Steinmetz is widely respected as one of the leading mid-career photographers working in the South today and is known for his documentation of the region’s social and geographical landscapes. In the black-and-white prints he created for this commission, Steinmetz captures the richly complex conglomeration of public and private moments that play out in the airport’s exterior and interior spaces. Punctuating those human moments, Steinmetz also has made studies of the jet trails left by passing planes, the overgrown landscape that surrounds the airport and aerial views of the city. The photographs range from portraiture and landscapes to more abstracted work about the sky and flight. Together, they provide a poignant perspective on Atlanta as a global metropolis and underscore the role the airport plays as a gateway to our modern world.

“At the airport, people from all over the world and from all walks of life can be found in the midst of their journeys,” said Steinmetz. “Though my main subject has been the passengers, I am also photographing the people who work at the airport, the interiors and exteriors of the planes, as well as the hotels, parking lots and neighborhoods that surround and support the airport.”

“Our hope with our ‘Picturing the South’ commissions is to spark something new in the photographers’ work, allowing them to dig into a topic or place that they’ve not yet been able to explore,” said Harris. “Mark has been making some long-exposure night time pictures of planes that are abstract and unlike anything else I’ve seen him do.

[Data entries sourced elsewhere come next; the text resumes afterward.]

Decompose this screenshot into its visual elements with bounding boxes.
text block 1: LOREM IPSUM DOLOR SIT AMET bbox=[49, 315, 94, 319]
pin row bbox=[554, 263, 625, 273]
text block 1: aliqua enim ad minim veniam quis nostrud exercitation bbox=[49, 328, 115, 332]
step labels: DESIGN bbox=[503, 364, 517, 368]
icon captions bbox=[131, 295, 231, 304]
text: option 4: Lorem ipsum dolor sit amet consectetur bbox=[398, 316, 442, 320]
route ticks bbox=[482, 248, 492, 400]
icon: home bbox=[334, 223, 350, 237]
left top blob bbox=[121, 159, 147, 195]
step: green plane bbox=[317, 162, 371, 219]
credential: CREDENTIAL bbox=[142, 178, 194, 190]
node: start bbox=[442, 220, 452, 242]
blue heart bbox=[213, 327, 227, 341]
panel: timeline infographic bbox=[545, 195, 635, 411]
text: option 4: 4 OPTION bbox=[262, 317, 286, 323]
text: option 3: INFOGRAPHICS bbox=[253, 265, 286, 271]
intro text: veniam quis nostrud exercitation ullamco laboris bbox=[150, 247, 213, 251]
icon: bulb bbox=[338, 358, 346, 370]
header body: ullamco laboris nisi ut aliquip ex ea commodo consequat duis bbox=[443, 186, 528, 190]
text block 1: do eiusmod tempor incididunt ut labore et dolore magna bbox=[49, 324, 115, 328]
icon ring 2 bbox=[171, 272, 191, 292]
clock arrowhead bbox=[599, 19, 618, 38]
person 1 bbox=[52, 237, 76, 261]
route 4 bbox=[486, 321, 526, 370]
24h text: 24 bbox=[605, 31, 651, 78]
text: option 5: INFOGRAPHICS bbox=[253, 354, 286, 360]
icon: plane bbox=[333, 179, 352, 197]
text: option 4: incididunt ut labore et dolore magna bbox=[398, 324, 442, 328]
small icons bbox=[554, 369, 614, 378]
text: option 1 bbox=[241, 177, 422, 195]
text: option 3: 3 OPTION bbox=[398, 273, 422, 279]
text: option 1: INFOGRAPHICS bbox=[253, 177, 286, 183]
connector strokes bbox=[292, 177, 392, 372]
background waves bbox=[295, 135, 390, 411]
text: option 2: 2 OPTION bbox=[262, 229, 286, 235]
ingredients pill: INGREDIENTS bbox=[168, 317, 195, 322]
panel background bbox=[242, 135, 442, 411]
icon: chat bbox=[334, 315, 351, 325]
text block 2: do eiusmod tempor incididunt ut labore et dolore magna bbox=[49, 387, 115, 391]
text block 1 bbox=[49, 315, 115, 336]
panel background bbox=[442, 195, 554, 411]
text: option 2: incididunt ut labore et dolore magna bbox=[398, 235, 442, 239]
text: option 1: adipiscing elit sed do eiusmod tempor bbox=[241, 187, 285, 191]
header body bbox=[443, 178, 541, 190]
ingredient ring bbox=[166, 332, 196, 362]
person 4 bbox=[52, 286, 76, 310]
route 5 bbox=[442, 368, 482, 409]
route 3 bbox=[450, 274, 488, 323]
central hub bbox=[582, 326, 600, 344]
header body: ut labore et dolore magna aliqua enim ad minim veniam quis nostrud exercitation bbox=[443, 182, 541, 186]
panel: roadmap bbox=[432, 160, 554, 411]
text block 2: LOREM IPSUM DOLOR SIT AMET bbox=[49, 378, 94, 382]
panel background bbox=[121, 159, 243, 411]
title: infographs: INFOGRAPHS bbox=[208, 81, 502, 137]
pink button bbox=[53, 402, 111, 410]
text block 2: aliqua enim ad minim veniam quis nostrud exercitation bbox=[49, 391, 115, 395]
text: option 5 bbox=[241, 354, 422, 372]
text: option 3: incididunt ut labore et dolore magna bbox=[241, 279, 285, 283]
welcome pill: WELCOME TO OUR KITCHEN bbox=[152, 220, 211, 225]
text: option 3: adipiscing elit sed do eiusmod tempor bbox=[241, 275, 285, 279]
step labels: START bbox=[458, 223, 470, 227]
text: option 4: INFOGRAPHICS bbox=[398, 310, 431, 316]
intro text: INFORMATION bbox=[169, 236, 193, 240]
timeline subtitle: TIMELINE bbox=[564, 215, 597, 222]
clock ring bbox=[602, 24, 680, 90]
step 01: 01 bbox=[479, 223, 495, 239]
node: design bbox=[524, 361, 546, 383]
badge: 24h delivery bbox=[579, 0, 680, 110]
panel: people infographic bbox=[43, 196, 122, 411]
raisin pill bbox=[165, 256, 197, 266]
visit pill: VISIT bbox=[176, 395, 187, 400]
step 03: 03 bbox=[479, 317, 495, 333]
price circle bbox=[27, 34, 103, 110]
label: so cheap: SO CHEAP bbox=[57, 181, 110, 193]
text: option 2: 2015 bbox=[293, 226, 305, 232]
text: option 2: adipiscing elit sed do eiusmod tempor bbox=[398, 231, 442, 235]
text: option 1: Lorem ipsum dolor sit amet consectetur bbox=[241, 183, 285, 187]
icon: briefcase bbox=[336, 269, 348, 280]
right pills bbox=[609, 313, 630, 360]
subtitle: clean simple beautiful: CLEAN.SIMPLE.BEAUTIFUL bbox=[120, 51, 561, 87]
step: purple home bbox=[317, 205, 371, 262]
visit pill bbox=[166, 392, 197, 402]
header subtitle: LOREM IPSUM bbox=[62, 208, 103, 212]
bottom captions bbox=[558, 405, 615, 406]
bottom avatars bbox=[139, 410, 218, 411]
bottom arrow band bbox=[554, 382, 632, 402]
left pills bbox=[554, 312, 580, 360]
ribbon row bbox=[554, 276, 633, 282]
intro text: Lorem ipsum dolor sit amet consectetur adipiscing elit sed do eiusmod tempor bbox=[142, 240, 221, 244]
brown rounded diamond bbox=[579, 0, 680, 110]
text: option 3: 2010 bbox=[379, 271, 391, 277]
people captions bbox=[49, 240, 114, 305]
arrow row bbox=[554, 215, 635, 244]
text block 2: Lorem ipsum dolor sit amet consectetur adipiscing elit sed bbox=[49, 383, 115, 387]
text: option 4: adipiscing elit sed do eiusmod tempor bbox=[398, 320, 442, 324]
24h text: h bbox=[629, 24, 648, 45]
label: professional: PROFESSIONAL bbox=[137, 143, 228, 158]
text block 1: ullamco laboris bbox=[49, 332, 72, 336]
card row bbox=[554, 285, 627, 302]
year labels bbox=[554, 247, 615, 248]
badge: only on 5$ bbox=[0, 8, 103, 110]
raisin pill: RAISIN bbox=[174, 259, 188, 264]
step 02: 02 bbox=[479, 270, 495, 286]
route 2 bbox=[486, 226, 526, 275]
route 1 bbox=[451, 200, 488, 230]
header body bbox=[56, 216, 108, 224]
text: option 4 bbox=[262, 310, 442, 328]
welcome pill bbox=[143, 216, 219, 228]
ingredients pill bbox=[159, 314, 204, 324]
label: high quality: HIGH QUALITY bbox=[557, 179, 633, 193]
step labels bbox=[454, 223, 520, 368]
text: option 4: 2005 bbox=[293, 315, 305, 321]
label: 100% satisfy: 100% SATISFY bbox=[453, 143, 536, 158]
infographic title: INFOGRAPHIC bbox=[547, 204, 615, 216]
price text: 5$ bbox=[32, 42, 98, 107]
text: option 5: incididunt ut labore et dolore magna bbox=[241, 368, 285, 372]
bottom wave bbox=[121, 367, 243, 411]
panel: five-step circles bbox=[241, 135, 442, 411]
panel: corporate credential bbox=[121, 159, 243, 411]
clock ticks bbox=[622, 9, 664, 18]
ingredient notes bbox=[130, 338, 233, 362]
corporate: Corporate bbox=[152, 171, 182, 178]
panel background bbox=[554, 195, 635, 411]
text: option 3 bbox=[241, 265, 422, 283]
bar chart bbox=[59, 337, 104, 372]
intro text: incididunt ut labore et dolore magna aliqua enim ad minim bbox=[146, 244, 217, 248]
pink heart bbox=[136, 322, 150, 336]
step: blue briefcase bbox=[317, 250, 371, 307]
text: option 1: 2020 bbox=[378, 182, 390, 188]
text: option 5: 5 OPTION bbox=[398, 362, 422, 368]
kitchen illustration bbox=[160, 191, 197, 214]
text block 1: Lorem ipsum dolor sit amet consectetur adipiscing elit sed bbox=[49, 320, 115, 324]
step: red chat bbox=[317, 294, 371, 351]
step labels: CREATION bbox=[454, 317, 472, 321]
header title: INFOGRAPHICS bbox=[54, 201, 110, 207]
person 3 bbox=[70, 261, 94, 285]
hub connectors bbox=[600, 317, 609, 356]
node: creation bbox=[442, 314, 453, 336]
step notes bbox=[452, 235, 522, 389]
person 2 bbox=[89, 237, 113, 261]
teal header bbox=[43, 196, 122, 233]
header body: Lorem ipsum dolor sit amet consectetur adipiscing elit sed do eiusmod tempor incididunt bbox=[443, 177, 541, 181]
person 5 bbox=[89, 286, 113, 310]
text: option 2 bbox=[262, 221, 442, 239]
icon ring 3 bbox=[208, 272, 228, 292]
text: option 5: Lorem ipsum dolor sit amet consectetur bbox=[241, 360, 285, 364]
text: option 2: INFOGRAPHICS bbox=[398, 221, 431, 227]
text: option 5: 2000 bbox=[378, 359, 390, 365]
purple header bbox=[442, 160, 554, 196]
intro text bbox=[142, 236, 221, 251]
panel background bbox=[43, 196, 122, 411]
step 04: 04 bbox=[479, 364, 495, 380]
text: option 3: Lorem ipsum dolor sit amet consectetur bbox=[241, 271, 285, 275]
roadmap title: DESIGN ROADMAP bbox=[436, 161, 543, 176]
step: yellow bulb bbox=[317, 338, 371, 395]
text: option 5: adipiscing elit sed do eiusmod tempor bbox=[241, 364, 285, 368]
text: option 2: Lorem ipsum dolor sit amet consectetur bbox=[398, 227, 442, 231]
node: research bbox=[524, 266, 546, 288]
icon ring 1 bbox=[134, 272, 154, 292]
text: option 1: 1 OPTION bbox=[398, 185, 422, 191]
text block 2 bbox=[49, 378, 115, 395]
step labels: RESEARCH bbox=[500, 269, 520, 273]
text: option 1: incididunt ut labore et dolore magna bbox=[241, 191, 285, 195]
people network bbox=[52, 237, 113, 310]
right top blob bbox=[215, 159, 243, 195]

They’re rather meditative and beautiful. I was pleased to see him taking that kind of risk, and I’m excited that our visitors will have the first chance to see these gorgeous photographs.”

“Mark Steinmetz: Terminus” is on view in the Lower Level of the High’s Wieland Pavilion.

Steinmetz (American, born 1961) has lived and worked in Athens, Ga., for nearly 25 years. He is the author of more than a dozen photography books, many of which were published by Nazraeli Press. His work has been featured in solo and group exhibitions at galleries and museums throughout the United States, and his photographs are included in the distinguished collections of The Museum of Modern Art, New York; The Metropolitan Museum of Art; the Art Institute of Chicago; the San Francisco Museum of Art; the Museum of Fine Arts, Houston; and the High Museum of Art, among others. In 1994, he was awarded a Guggenheim Fellowship that enabled him to photograph extensively throughout the South. Much of this work later appeared in his books “South East,” “Greater Atlanta” and “15 Miles to K-Ville.” Steinmetz has taught widely at many prestigious institutions, including Harvard University, Sarah Lawrence College, Emory University and Yale University.